US News

Eerie echo of Katrina

Tropical Storm Isaac was poised to pummel New Orleans tomorrow — the seventh anniversary of Hurricane Katrina — and threatened to lay waste to Louisiana, Alabama, Mississippi and parts of Florida as a full-blown hurricane.

Isaac, a large, slow-moving storm, was eerily copying Katrina’s path through the Gulf after killing at least 24 people in the Caribbean.

Mandatory evacuations were ordered in parts of Louisiana and Alabama, and 1,500 National Guardsmen were mobilized in Mississippi.

The National Hurricane Center warned of a potentially deadly 12-foot storm surge.

“This is not a New Orleans storm. This is a Gulf Coast storm,” warned Craig Fugate, Federal Emergency Management Agency administrator.

Forecasters expect Isaac to intensify into a Category 2 hurricane, with winds of about 100 mph by early tomorrow, when it’s expected to make landfall.

Katrina came ashore as a Category 3 storm with winds of 125 mph and grew to a monster category 5 with winds over 170 mph. It killed more than 1,800 people.

“I want to tell everybody now that I believe that we will be OK,” New Orleans Mayor Mitch Landrieu said.

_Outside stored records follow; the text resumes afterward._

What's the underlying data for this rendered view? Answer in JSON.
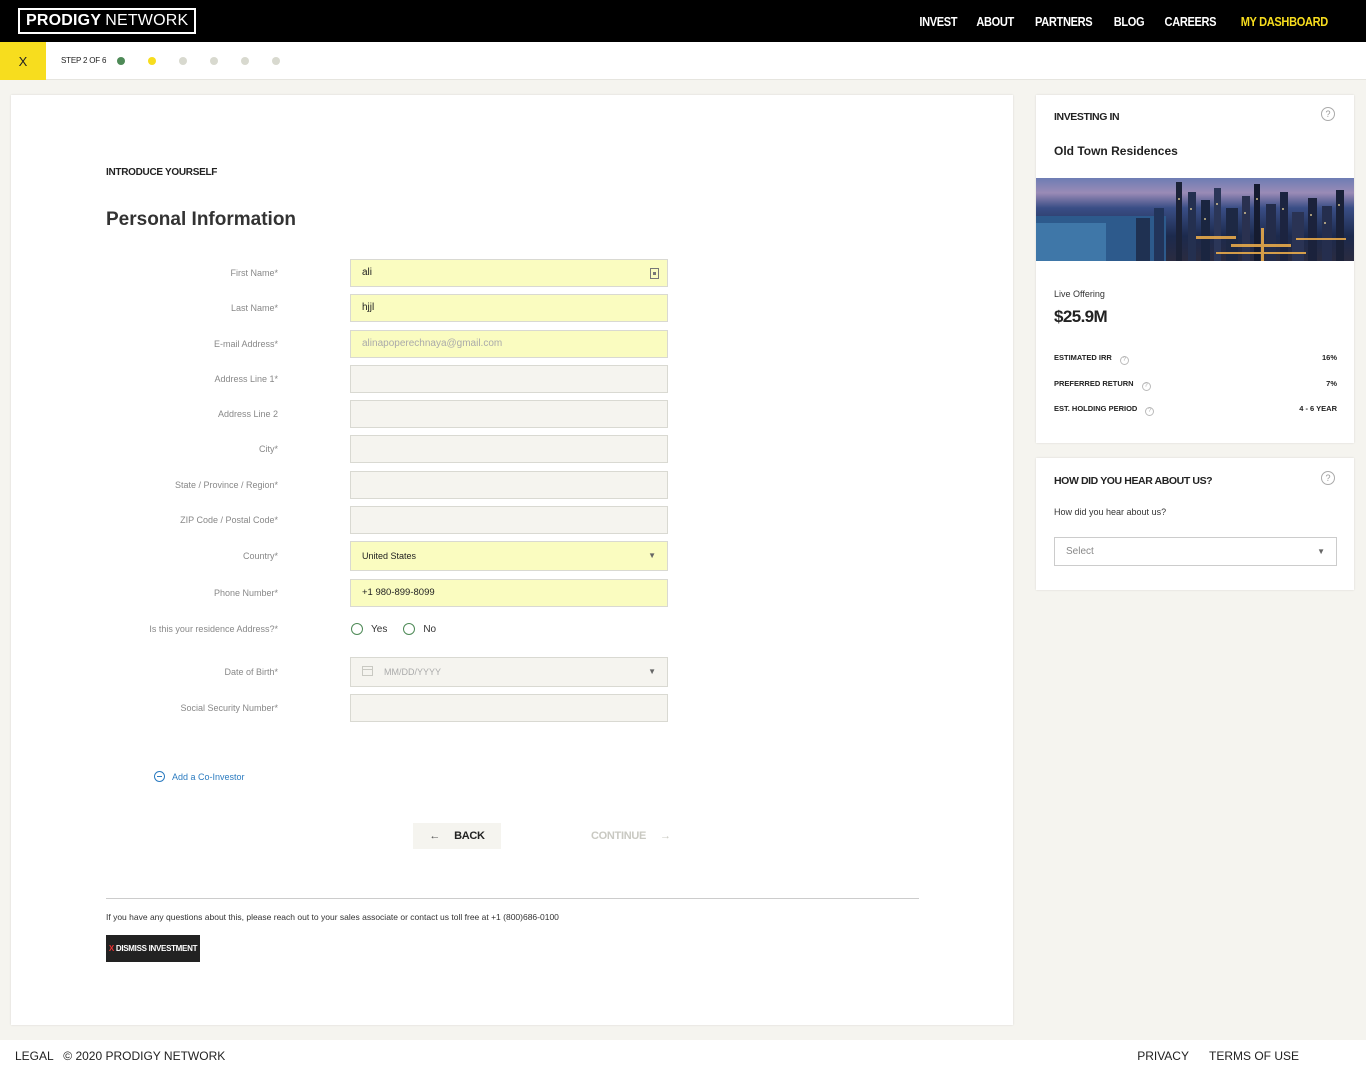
{
  "header": {
    "logo_bold": "PRODIGY",
    "logo_light": "NETWORK",
    "nav": [
      "INVEST",
      "ABOUT",
      "PARTNERS",
      "BLOG",
      "CAREERS",
      "MY DASHBOARD"
    ]
  },
  "stepbar": {
    "close_label": "X",
    "step_text": "STEP 2 OF 6"
  },
  "form": {
    "eyebrow": "INTRODUCE YOURSELF",
    "title": "Personal Information",
    "fields": {
      "first_name": {
        "label": "First Name*",
        "value": "ali"
      },
      "last_name": {
        "label": "Last Name*",
        "value": "hjjl"
      },
      "email": {
        "label": "E-mail Address*",
        "value": "alinapoperechnaya@gmail.com"
      },
      "address1": {
        "label": "Address Line 1*",
        "value": ""
      },
      "address2": {
        "label": "Address Line 2",
        "value": ""
      },
      "city": {
        "label": "City*",
        "value": ""
      },
      "state": {
        "label": "State / Province / Region*",
        "value": ""
      },
      "zip": {
        "label": "ZIP Code / Postal Code*",
        "value": ""
      },
      "country": {
        "label": "Country*",
        "value": "United States"
      },
      "phone": {
        "label": "Phone Number*",
        "value": "+1 980-899-8099"
      },
      "residence": {
        "label": "Is this your residence Address?*",
        "yes": "Yes",
        "no": "No"
      },
      "dob": {
        "label": "Date of Birth*",
        "placeholder": "MM/DD/YYYY"
      },
      "ssn": {
        "label": "Social Security Number*",
        "value": ""
      }
    },
    "add_coinvestor": "Add a Co-Investor",
    "back": "BACK",
    "continue": "CONTINUE",
    "help_text": "If you have any questions about this, please reach out to your sales associate or contact us toll free at +1 (800)686-0100",
    "dismiss_x": "X",
    "dismiss": "DISMISS INVESTMENT"
  },
  "investing": {
    "heading": "INVESTING IN",
    "property": "Old Town Residences",
    "live_label": "Live Offering",
    "amount": "$25.9M",
    "rows": [
      {
        "key": "ESTIMATED IRR",
        "value": "16%"
      },
      {
        "key": "PREFERRED RETURN",
        "value": "7%"
      },
      {
        "key": "EST. HOLDING PERIOD",
        "value": "4 - 6 YEAR"
      }
    ]
  },
  "hear": {
    "heading": "HOW DID YOU HEAR ABOUT US?",
    "question": "How did you hear about us?",
    "select": "Select"
  },
  "footer": {
    "legal": "LEGAL",
    "copyright": "© 2020 PRODIGY NETWORK",
    "privacy": "PRIVACY",
    "terms": "TERMS OF USE"
  },
  "colors": {
    "accent": "#f7dd1e",
    "done": "#4e8a57",
    "link": "#2b7bc0"
  },
  "icons": [
    "question-icon",
    "calendar-icon",
    "caret-down-icon",
    "arrow-left-icon",
    "arrow-right-icon",
    "plus-circle-icon",
    "contact-card-icon"
  ]
}
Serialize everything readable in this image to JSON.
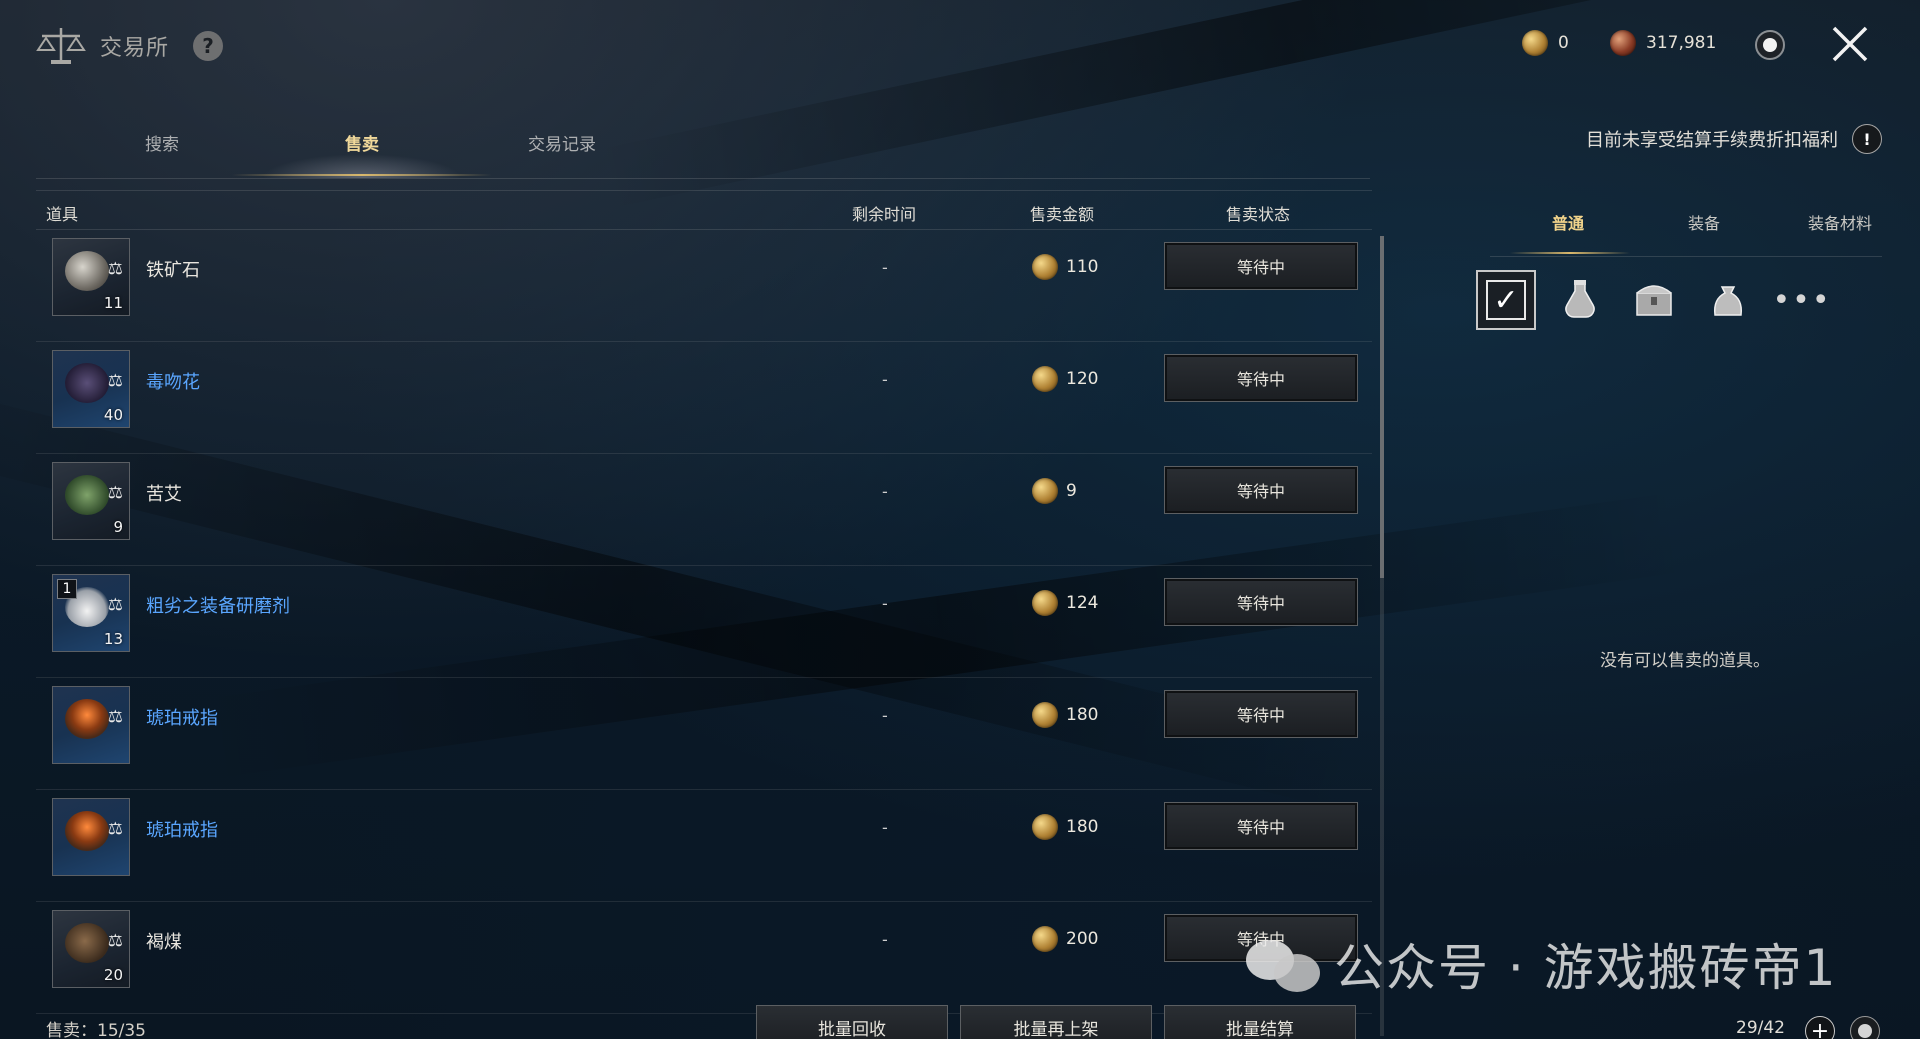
{
  "header": {
    "title": "交易所",
    "help_label": "?",
    "currency": [
      {
        "icon": "gold-coin-icon",
        "value": "0"
      },
      {
        "icon": "copper-coin-icon",
        "value": "317,981"
      }
    ]
  },
  "tabs": [
    {
      "label": "搜索",
      "active": false
    },
    {
      "label": "售卖",
      "active": true
    },
    {
      "label": "交易记录",
      "active": false
    }
  ],
  "notice": {
    "text": "目前未享受结算手续费折扣福利",
    "icon_label": "!"
  },
  "table": {
    "headers": {
      "item": "道具",
      "time": "剩余时间",
      "price": "售卖金额",
      "status": "售卖状态"
    },
    "rows": [
      {
        "name": "铁矿石",
        "rare": false,
        "count": "11",
        "badge": "",
        "time": "-",
        "price": "110",
        "status": "等待中",
        "art": "ore-icon"
      },
      {
        "name": "毒吻花",
        "rare": true,
        "count": "40",
        "badge": "",
        "time": "-",
        "price": "120",
        "status": "等待中",
        "art": "flower-icon"
      },
      {
        "name": "苦艾",
        "rare": false,
        "count": "9",
        "badge": "",
        "time": "-",
        "price": "9",
        "status": "等待中",
        "art": "herb-icon"
      },
      {
        "name": "粗劣之装备研磨剂",
        "rare": true,
        "count": "13",
        "badge": "1",
        "time": "-",
        "price": "124",
        "status": "等待中",
        "art": "powder-icon"
      },
      {
        "name": "琥珀戒指",
        "rare": true,
        "count": "",
        "badge": "",
        "time": "-",
        "price": "180",
        "status": "等待中",
        "art": "ring-icon"
      },
      {
        "name": "琥珀戒指",
        "rare": true,
        "count": "",
        "badge": "",
        "time": "-",
        "price": "180",
        "status": "等待中",
        "art": "ring-icon"
      },
      {
        "name": "褐煤",
        "rare": false,
        "count": "20",
        "badge": "",
        "time": "-",
        "price": "200",
        "status": "等待中",
        "art": "coal-icon"
      }
    ]
  },
  "footer": {
    "sold_label": "售卖：15/35",
    "bulk_buttons": [
      "批量回收",
      "批量再上架",
      "批量结算"
    ]
  },
  "right_panel": {
    "category_tabs": [
      {
        "label": "普通",
        "active": true
      },
      {
        "label": "装备",
        "active": false
      },
      {
        "label": "装备材料",
        "active": false
      }
    ],
    "filters": [
      "select-all-icon",
      "potion-icon",
      "chest-icon",
      "bag-icon",
      "more-icon"
    ],
    "empty_message": "没有可以售卖的道具。",
    "page_count": "29/42",
    "plus_label": "+"
  },
  "watermark": "公众号 · 游戏搬砖帝1",
  "colors": {
    "accent_gold": "#d9b86c",
    "rare_blue": "#5aa6ff",
    "text": "#e9e6df"
  }
}
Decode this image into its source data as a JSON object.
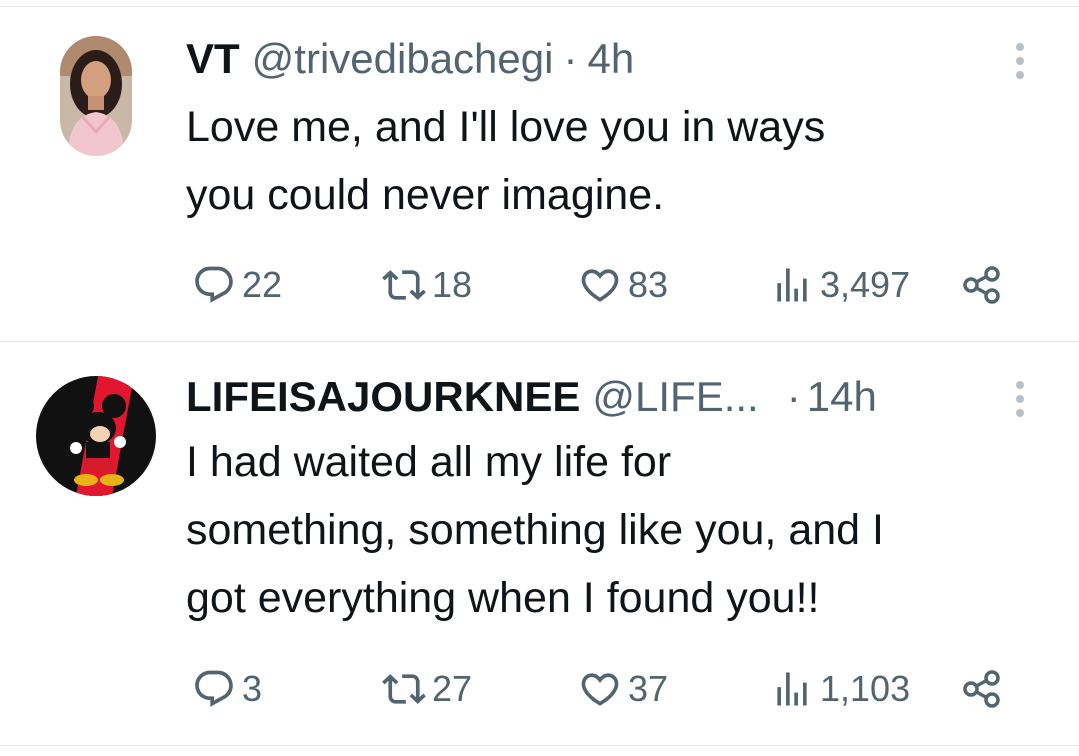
{
  "tweets": [
    {
      "name": "VT",
      "handle": "@trivedibachegi",
      "dot": "·",
      "time": "4h",
      "text": "Love me, and I'll love you in ways\nyou could never imagine.",
      "replies": "22",
      "retweets": "18",
      "likes": "83",
      "views": "3,497"
    },
    {
      "name": "LIFEISAJOURKNEE",
      "handle": "@LIFE...",
      "dot": "·",
      "time": "14h",
      "text": "I had waited all my life for\nsomething, something like you, and I\ngot everything when I found you!!",
      "replies": "3",
      "retweets": "27",
      "likes": "37",
      "views": "1,103"
    }
  ],
  "icons": {
    "reply": "reply-icon",
    "retweet": "retweet-icon",
    "like": "heart-icon",
    "views": "views-icon",
    "share": "share-icon",
    "more": "more-options-icon"
  },
  "colors": {
    "text": "#0f1419",
    "secondary": "#536471",
    "divider": "#e6e9ec",
    "avatar2_red": "#e0172f"
  }
}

Nevertheless, officials warned residents in Isaac’s path to prepare for the worst.

“Wherever it is people are going to be during the storm, they need to get there tonight,” NHC director Rick Knabb said yesterday.

Isaac could deal a more far-reaching blow to the economy. Federal officials said 78 percent of the oil production in the Gulf — about 1 million barrels a day — has been halted after companies evacuated 346 offshore oil- and gas- production platforms.

That’s 17 percent of daily US oil production and could mean a hike of at least 10 cents a gallon at the pump, analysts said.

Also yesterday, United, Continental and Southwest Airlines canceled flights into New Orleans. The ports of Mobile, Ala., and New Orleans were closed, and all barge traffic along southern portions of the Mississippi River were suspended.

Officials said the greatest danger could be flooding that happens well after Isaac passes.

The storm’s projected 18 inches of rain would have been welcome earlier in this drought-ravaged year — but not anymore.

Said Alabama farmer Bert Driskell, “We don’t need a lot of water this close to harvest.”